The Wudao model is considerably larger than any other, meaning that its simulated neural network is spread across more cloud computers. Increasing the size of the neural network was key to making GPT-2 and -3 more capable. Wudao can also work with both images and text, and Tang has founded a company to commercialize it. “We believe that this can be a cornerstone of all AI,” Tang says.
Such enthusiasm seems warranted by the capabilities of these new AI programs, but the race to commercialize such language models may also move more quickly than efforts to add guardrails or limit misuses.
Perhaps the most pressing worry about AI language models is how they might be misused. Because the models can churn out convincing text on a subject, some people worry that they could easily be used to generate bogus reviews, spam, or fake news.
“I would be surprised if disinformation operators don’t at least invest serious energy experimenting with these models,” says Micah Musser, a research analyst at Georgetown University who has studied the potential for language models to spread misinformation.
Musser says research suggests that it won’t be possible to use AI to catch disinformation generated by AI. There’s unlikely to be enough information in a tweet for a machine to judge whether it was written by a machine.

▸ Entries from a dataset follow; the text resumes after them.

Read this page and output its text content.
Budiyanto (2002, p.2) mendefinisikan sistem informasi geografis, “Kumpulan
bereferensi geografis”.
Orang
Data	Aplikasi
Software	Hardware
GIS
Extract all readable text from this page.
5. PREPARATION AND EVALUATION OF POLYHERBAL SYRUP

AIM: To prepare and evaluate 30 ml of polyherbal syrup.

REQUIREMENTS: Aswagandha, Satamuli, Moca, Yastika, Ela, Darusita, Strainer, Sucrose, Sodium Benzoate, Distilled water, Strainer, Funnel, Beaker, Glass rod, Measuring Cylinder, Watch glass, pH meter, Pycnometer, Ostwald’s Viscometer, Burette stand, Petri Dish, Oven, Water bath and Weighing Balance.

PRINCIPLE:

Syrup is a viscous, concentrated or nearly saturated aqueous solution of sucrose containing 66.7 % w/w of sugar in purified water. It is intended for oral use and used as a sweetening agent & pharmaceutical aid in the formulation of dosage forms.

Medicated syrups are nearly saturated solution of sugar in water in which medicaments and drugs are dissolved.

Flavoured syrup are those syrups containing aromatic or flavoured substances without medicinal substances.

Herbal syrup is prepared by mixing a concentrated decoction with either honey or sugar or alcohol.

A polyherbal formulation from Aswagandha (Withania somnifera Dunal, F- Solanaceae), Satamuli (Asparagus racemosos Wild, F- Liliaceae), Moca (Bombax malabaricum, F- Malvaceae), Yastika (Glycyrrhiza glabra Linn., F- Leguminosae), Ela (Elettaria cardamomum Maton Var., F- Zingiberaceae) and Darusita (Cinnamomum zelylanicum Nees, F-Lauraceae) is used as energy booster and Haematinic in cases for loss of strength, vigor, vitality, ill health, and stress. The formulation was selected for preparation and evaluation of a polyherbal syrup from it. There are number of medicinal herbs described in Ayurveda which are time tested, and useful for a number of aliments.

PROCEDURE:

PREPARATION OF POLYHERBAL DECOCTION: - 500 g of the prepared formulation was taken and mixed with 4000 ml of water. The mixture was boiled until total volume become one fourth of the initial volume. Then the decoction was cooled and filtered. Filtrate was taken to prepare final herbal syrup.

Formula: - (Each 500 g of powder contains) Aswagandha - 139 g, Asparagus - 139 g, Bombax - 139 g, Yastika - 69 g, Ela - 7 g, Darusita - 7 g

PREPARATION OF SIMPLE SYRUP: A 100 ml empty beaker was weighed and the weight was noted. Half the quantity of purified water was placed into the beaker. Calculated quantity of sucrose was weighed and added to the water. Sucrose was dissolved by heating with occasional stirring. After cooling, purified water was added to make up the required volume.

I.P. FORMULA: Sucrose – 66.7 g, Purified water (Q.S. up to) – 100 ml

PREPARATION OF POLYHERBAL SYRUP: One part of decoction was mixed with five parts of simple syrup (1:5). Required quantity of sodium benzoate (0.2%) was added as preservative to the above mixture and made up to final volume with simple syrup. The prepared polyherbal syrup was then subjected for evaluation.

More problematic kinds of bias may be lurking inside these gigantic language models, too. Research has shown that language models trained on Chinese internet content will reflect the censorship that shaped that content. The programs also inevitably capture and reproduce subtle and overt biases around race, gender, and age in the language they consume, including hateful statements and ideas.
Similarly, these big language models may fail in surprising or unexpected ways, adds Percy Liang, another computer science professor at Stanford and the lead researcher at a new center dedicated to studying the potential of powerful, general-purpose AI models like GPT-3.